Business Law by Tom Ramsey
January 29th, 2013 – California courts recognize the power of adjacent landowners to mutually agree on an uncertain common boundary. Such an agreement is binding on their successors-in-interest. However, the availability of this process is rather limited.
Inasmuch as the effect of establishment of title to land by agreed boundary is rather far-reaching, before it can be utilized the following must exist. First, there must be a true uncertainty concerning the boundary. Second, an actual agreement between the owners concerning the uncertain boundary must have actually been entered into. Finally, acceptance and acquiescence in the boundary so established must have existed at least until the first date on which the statute of limitations would prevent a challenge to the agreement, or under such circumstances that substantial loss would be caused by another change in the boundary.
In applying these requirements, the courts have held that the doctrine should not be applied when the true boundary is ascertainable from legal descriptions set forth in an existing recorded deed or by a recorded survey. Additionally, it should not be applied where there is no evidence that the neighboring owners actually entered into an agreement to resolve a bona fide boundary dispute.
An illustration of the limits on the applicability of this concept is found in a recent Court of Appeal case.

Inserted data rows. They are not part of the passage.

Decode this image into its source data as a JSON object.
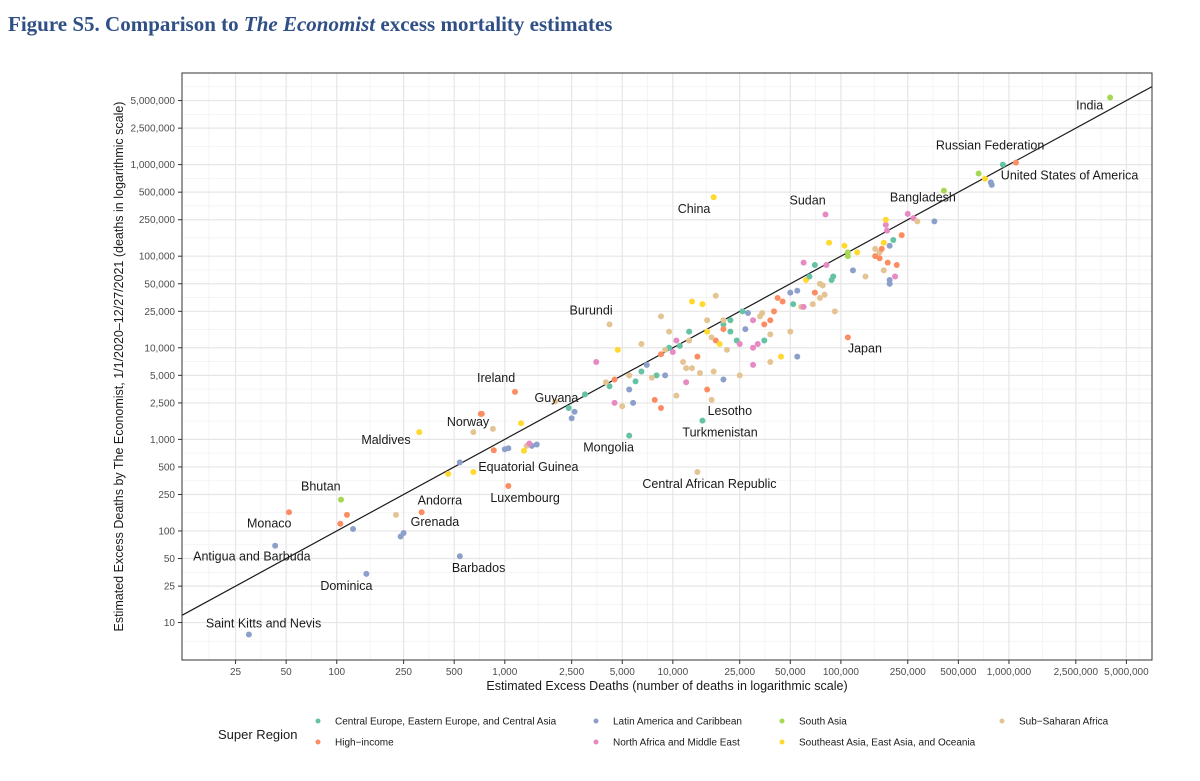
{
  "figure": {
    "title_prefix": "Figure S5. Comparison to ",
    "title_italic": "The Economist",
    "title_suffix": " excess mortality estimates"
  },
  "chart_data": {
    "type": "scatter",
    "title": "Figure S5. Comparison to The Economist excess mortality estimates",
    "xlabel": "Estimated Excess Deaths (number of deaths in logarithmic scale)",
    "ylabel": "Estimated Excess Deaths by The Economist, 1/1/2020–12/27/2021 (deaths in logarithmic scale)",
    "xscale": "log",
    "yscale": "log",
    "xlim": [
      12,
      7100000
    ],
    "ylim": [
      3.9,
      10000000
    ],
    "grid": true,
    "x_ticks": [
      25,
      50,
      100,
      250,
      500,
      1000,
      2500,
      5000,
      10000,
      25000,
      50000,
      100000,
      250000,
      500000,
      1000000,
      2500000,
      5000000
    ],
    "x_tick_labels": [
      "25",
      "50",
      "100",
      "250",
      "500",
      "1,000",
      "2,500",
      "5,000",
      "10,000",
      "25,000",
      "50,000",
      "100,000",
      "250,000",
      "500,000",
      "1,000,000",
      "2,500,000",
      "5,000,000"
    ],
    "y_ticks": [
      10,
      25,
      50,
      100,
      250,
      500,
      1000,
      2500,
      5000,
      10000,
      25000,
      50000,
      100000,
      250000,
      500000,
      1000000,
      2500000,
      5000000
    ],
    "y_tick_labels": [
      "10",
      "25",
      "50",
      "100",
      "250",
      "500",
      "1,000",
      "2,500",
      "5,000",
      "10,000",
      "25,000",
      "50,000",
      "100,000",
      "250,000",
      "500,000",
      "1,000,000",
      "2,500,000",
      "5,000,000"
    ],
    "reference_line": {
      "type": "identity",
      "description": "y = x"
    },
    "legend": {
      "title": "Super Region",
      "placement": "bottom",
      "entries": [
        {
          "key": "ceeca",
          "label": "Central Europe, Eastern Europe, and Central Asia",
          "color": "#66c2a5"
        },
        {
          "key": "hi",
          "label": "High−income",
          "color": "#fc8d62"
        },
        {
          "key": "lac",
          "label": "Latin America and Caribbean",
          "color": "#8da0cb"
        },
        {
          "key": "name",
          "label": "North Africa and Middle East",
          "color": "#e78ac3"
        },
        {
          "key": "sa",
          "label": "South Asia",
          "color": "#a6d854"
        },
        {
          "key": "seao",
          "label": "Southeast Asia, East Asia, and Oceania",
          "color": "#ffd92f"
        },
        {
          "key": "ssa",
          "label": "Sub−Saharan Africa",
          "color": "#e5c494"
        }
      ]
    },
    "labeled_points": [
      {
        "label": "India",
        "x": 4000000,
        "y": 5400000,
        "region": "sa"
      },
      {
        "label": "Russian Federation",
        "x": 1100000,
        "y": 1050000,
        "region": "hi"
      },
      {
        "label": "United States of America",
        "x": 780000,
        "y": 640000,
        "region": "lac"
      },
      {
        "label": "Bangladesh",
        "x": 410000,
        "y": 520000,
        "region": "sa"
      },
      {
        "label": "China",
        "x": 17500.0,
        "y": 440000,
        "region": "seao"
      },
      {
        "label": "Sudan",
        "x": 81000,
        "y": 285000,
        "region": "name"
      },
      {
        "label": "Japan",
        "x": 110000,
        "y": 13000,
        "region": "hi"
      },
      {
        "label": "Burundi",
        "x": 4200,
        "y": 18000,
        "region": "ssa"
      },
      {
        "label": "Ireland",
        "x": 1150,
        "y": 3300,
        "region": "hi"
      },
      {
        "label": "Norway",
        "x": 730,
        "y": 1900,
        "region": "hi"
      },
      {
        "label": "Guyana",
        "x": 2600,
        "y": 2000,
        "region": "lac"
      },
      {
        "label": "Maldives",
        "x": 310,
        "y": 1200,
        "region": "seao"
      },
      {
        "label": "Mongolia",
        "x": 5500,
        "y": 1100,
        "region": "ceeca"
      },
      {
        "label": "Lesotho",
        "x": 17000,
        "y": 2700,
        "region": "ssa"
      },
      {
        "label": "Turkmenistan",
        "x": 15000,
        "y": 1600,
        "region": "ceeca"
      },
      {
        "label": "Central African Republic",
        "x": 14000,
        "y": 440,
        "region": "ssa"
      },
      {
        "label": "Equatorial Guinea",
        "x": 650,
        "y": 440,
        "region": "seao"
      },
      {
        "label": "Luxembourg",
        "x": 1050,
        "y": 310,
        "region": "hi"
      },
      {
        "label": "Andorra",
        "x": 320,
        "y": 160,
        "region": "hi"
      },
      {
        "label": "Grenada",
        "x": 250,
        "y": 95,
        "region": "lac"
      },
      {
        "label": "Barbados",
        "x": 540,
        "y": 53,
        "region": "lac"
      },
      {
        "label": "Dominica",
        "x": 150,
        "y": 34,
        "region": "lac"
      },
      {
        "label": "Antigua and Barbuda",
        "x": 43,
        "y": 69,
        "region": "lac"
      },
      {
        "label": "Saint Kitts and Nevis",
        "x": 30,
        "y": 7.4,
        "region": "lac"
      },
      {
        "label": "Monaco",
        "x": 52,
        "y": 160,
        "region": "hi"
      },
      {
        "label": "Bhutan",
        "x": 106,
        "y": 220,
        "region": "sa"
      }
    ],
    "other_points": [
      [
        920000,
        1000000,
        "ceeca"
      ],
      [
        660000,
        800000,
        "sa"
      ],
      [
        720000,
        700000,
        "seao"
      ],
      [
        790000,
        600000,
        "lac"
      ],
      [
        360000,
        240000,
        "lac"
      ],
      [
        250000,
        290000,
        "name"
      ],
      [
        270000,
        260000,
        "name"
      ],
      [
        285000,
        240000,
        "ssa"
      ],
      [
        230000,
        170000,
        "hi"
      ],
      [
        195000,
        130000,
        "lac"
      ],
      [
        205000,
        150000,
        "ceeca"
      ],
      [
        170000,
        110000,
        "ssa"
      ],
      [
        175000,
        120000,
        "hi"
      ],
      [
        180000,
        140000,
        "seao"
      ],
      [
        160000,
        120000,
        "ssa"
      ],
      [
        185000,
        220000,
        "name"
      ],
      [
        185000,
        250000,
        "seao"
      ],
      [
        188000,
        190000,
        "name"
      ],
      [
        215000,
        80000,
        "hi"
      ],
      [
        190000,
        85000,
        "hi"
      ],
      [
        170000,
        95000,
        "hi"
      ],
      [
        210000,
        60000,
        "name"
      ],
      [
        195000,
        55000,
        "lac"
      ],
      [
        195000,
        50000,
        "lac"
      ],
      [
        180000,
        70000,
        "ssa"
      ],
      [
        140000,
        60000,
        "ssa"
      ],
      [
        160000,
        100000,
        "hi"
      ],
      [
        125000,
        110000,
        "seao"
      ],
      [
        110000,
        110000,
        "sa"
      ],
      [
        110000,
        100000,
        "sa"
      ],
      [
        118000,
        70000,
        "lac"
      ],
      [
        105000,
        130000,
        "seao"
      ],
      [
        85000,
        140000,
        "seao"
      ],
      [
        82000,
        80000,
        "name"
      ],
      [
        70000,
        80000,
        "ceeca"
      ],
      [
        60000,
        85000,
        "name"
      ],
      [
        62000,
        55000,
        "seao"
      ],
      [
        65000,
        60000,
        "ceeca"
      ],
      [
        75000,
        50000,
        "ssa"
      ],
      [
        78000,
        48000,
        "ssa"
      ],
      [
        88000,
        55000,
        "ceeca"
      ],
      [
        90000,
        60000,
        "ceeca"
      ],
      [
        70000,
        40000,
        "hi"
      ],
      [
        55000,
        42000,
        "lac"
      ],
      [
        50000,
        40000,
        "lac"
      ],
      [
        52000,
        30000,
        "ceeca"
      ],
      [
        58000,
        28000,
        "ssa"
      ],
      [
        68000,
        30000,
        "ssa"
      ],
      [
        60000,
        28000,
        "name"
      ],
      [
        75000,
        35000,
        "ssa"
      ],
      [
        80000,
        38000,
        "ssa"
      ],
      [
        92000,
        25000,
        "ssa"
      ],
      [
        45000,
        32000,
        "hi"
      ],
      [
        42000,
        35000,
        "hi"
      ],
      [
        40000,
        25000,
        "hi"
      ],
      [
        38000,
        20000,
        "hi"
      ],
      [
        35000,
        18000,
        "hi"
      ],
      [
        30000,
        20000,
        "name"
      ],
      [
        33000,
        22000,
        "ssa"
      ],
      [
        34000,
        24000,
        "ssa"
      ],
      [
        28000,
        24000,
        "lac"
      ],
      [
        26000,
        25000,
        "ceeca"
      ],
      [
        22000,
        20000,
        "ceeca"
      ],
      [
        20000,
        18000,
        "ceeca"
      ],
      [
        22000,
        15000,
        "ceeca"
      ],
      [
        24000,
        12000,
        "ceeca"
      ],
      [
        20000,
        16000,
        "hi"
      ],
      [
        18000,
        12000,
        "hi"
      ],
      [
        19000,
        11000,
        "seao"
      ],
      [
        21000,
        9500,
        "ssa"
      ],
      [
        17000,
        13000,
        "ssa"
      ],
      [
        27000,
        16000,
        "lac"
      ],
      [
        30000,
        10000,
        "name"
      ],
      [
        32000,
        11000,
        "name"
      ],
      [
        35000,
        12000,
        "ceeca"
      ],
      [
        25000,
        11000,
        "name"
      ],
      [
        38000,
        14000,
        "ssa"
      ],
      [
        44000,
        8000,
        "seao"
      ],
      [
        50000,
        15000,
        "ssa"
      ],
      [
        55000,
        8000,
        "lac"
      ],
      [
        30000,
        6500,
        "name"
      ],
      [
        20000,
        4500,
        "lac"
      ],
      [
        38000,
        7000,
        "ssa"
      ],
      [
        25000,
        5000,
        "ssa"
      ],
      [
        16000,
        3500,
        "hi"
      ],
      [
        17500,
        5500,
        "ssa"
      ],
      [
        14000,
        8000,
        "hi"
      ],
      [
        12000,
        6000,
        "ssa"
      ],
      [
        11500,
        7000,
        "ssa"
      ],
      [
        12500,
        12000,
        "ssa"
      ],
      [
        10000,
        9000,
        "name"
      ],
      [
        9500,
        10000,
        "ceeca"
      ],
      [
        8500,
        8500,
        "hi"
      ],
      [
        8000,
        5000,
        "ceeca"
      ],
      [
        7000,
        6500,
        "lac"
      ],
      [
        6000,
        4300,
        "ceeca"
      ],
      [
        7500,
        4700,
        "ssa"
      ],
      [
        6500,
        5500,
        "ceeca"
      ],
      [
        5500,
        5000,
        "ssa"
      ],
      [
        4500,
        4500,
        "hi"
      ],
      [
        4200,
        3800,
        "ceeca"
      ],
      [
        4000,
        4200,
        "ssa"
      ],
      [
        3500,
        7000,
        "name"
      ],
      [
        4700,
        9500,
        "seao"
      ],
      [
        4500,
        2500,
        "name"
      ],
      [
        5000,
        2300,
        "ssa"
      ],
      [
        5500,
        3500,
        "lac"
      ],
      [
        5800,
        2500,
        "lac"
      ],
      [
        7800,
        2700,
        "hi"
      ],
      [
        8500,
        2200,
        "hi"
      ],
      [
        9000,
        5000,
        "lac"
      ],
      [
        10500,
        3000,
        "ssa"
      ],
      [
        12000,
        4200,
        "name"
      ],
      [
        13000,
        6000,
        "ssa"
      ],
      [
        14500,
        5300,
        "ssa"
      ],
      [
        16000,
        15000,
        "seao"
      ],
      [
        15000,
        30000,
        "seao"
      ],
      [
        13000,
        32000,
        "seao"
      ],
      [
        18000,
        37000,
        "ssa"
      ],
      [
        20000,
        20000,
        "ssa"
      ],
      [
        16000,
        20000,
        "ssa"
      ],
      [
        8500,
        22000,
        "ssa"
      ],
      [
        9500,
        15000,
        "ssa"
      ],
      [
        6500,
        11000,
        "ssa"
      ],
      [
        9000,
        9500,
        "ssa"
      ],
      [
        10500,
        12000,
        "name"
      ],
      [
        12500,
        15000,
        "ceeca"
      ],
      [
        11000,
        10500,
        "ceeca"
      ],
      [
        2500,
        1700,
        "lac"
      ],
      [
        1450,
        850,
        "lac"
      ],
      [
        1550,
        880,
        "lac"
      ],
      [
        1350,
        850,
        "ssa"
      ],
      [
        1400,
        900,
        "name"
      ],
      [
        1300,
        750,
        "seao"
      ],
      [
        860,
        760,
        "hi"
      ],
      [
        1050,
        800,
        "lac"
      ],
      [
        1000,
        780,
        "lac"
      ],
      [
        1250,
        1500,
        "seao"
      ],
      [
        850,
        1300,
        "ssa"
      ],
      [
        720,
        1900,
        "hi"
      ],
      [
        650,
        1200,
        "ssa"
      ],
      [
        540,
        560,
        "lac"
      ],
      [
        460,
        420,
        "seao"
      ],
      [
        2400,
        2200,
        "ceeca"
      ],
      [
        3000,
        3100,
        "ceeca"
      ],
      [
        2000,
        2600,
        "ssa"
      ],
      [
        105,
        120,
        "hi"
      ],
      [
        115,
        150,
        "hi"
      ],
      [
        125,
        105,
        "lac"
      ],
      [
        225,
        150,
        "ssa"
      ],
      [
        240,
        87,
        "lac"
      ]
    ]
  }
}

The Martins and another owned a 240-acre parcel of land in Paso Robles. It is improved with a residence and a vineyard. A contiguous parcel consisting of a residence and an almond orchard is owned by Van Bergen and another. The common boundary between the parcels is about 1,300 feet long. A fence runs parallel to a portion of the boundary.
The known history of the two parcels dates back to 1947, the year that the predecessors-in-interest of the Van Bergen parcel planted the almond trees. An existing fence in the area replaced an earlier one. Both fences were at the same location. At that time, both property owners assumed that the fence marked the boundary. Apparently the trees were planted only on the Van Bergen side of the fence. Until the present owners took title, there was no dispute concerning the location of the common boundary: Everyone believed it was marked by the fence.
In 2005, three surveys were performed to establish the boundary. Two surveys concluded that the existing fence did not define any of the common boundary. In fact, the common boundary established by the two surveys resulted in a portion of Van Bergen’s orchard encroaching on Martins’ property. A third survey came to a different conclusion. Each survey was recorded in the office of the San Luis Obispo County Recorder.
The Martins initiated a lawsuit to quiet title to that portion of the property which had been assumed to belong to Van Bergen but which the surveys showed as being owned by the Martins. Van Bergen argued that the assumed boundary, marked in part by the old fence, should be honored because it was based on an agreement between the two property owners. The trial court concluded that the doctrine of boundary by agreement did not apply. It found that the two recorded surveys with similar findings established the true boundary and that the third survey was in error. In effect, the trial court finding in favor of the Martins was based on the boundary established by the two recorded surveys.
The Court of Appeal found that the process of establishing a boundary by agreement cannot be applied here.
First, there was no uncertainty about the common border. The predecessors-in-interest of both property owners agreed that the boundary was evidenced by the initial fence and its replacement. In this setting, there could not have been any agreement resolving any uncertainty concerning the location of the boundary.
Second, two recorded surveys accurately established the boundary.
The judgment of the trial court was affirmed.
The case was decided in 2012. It is entitled Martin v. Van Bergen.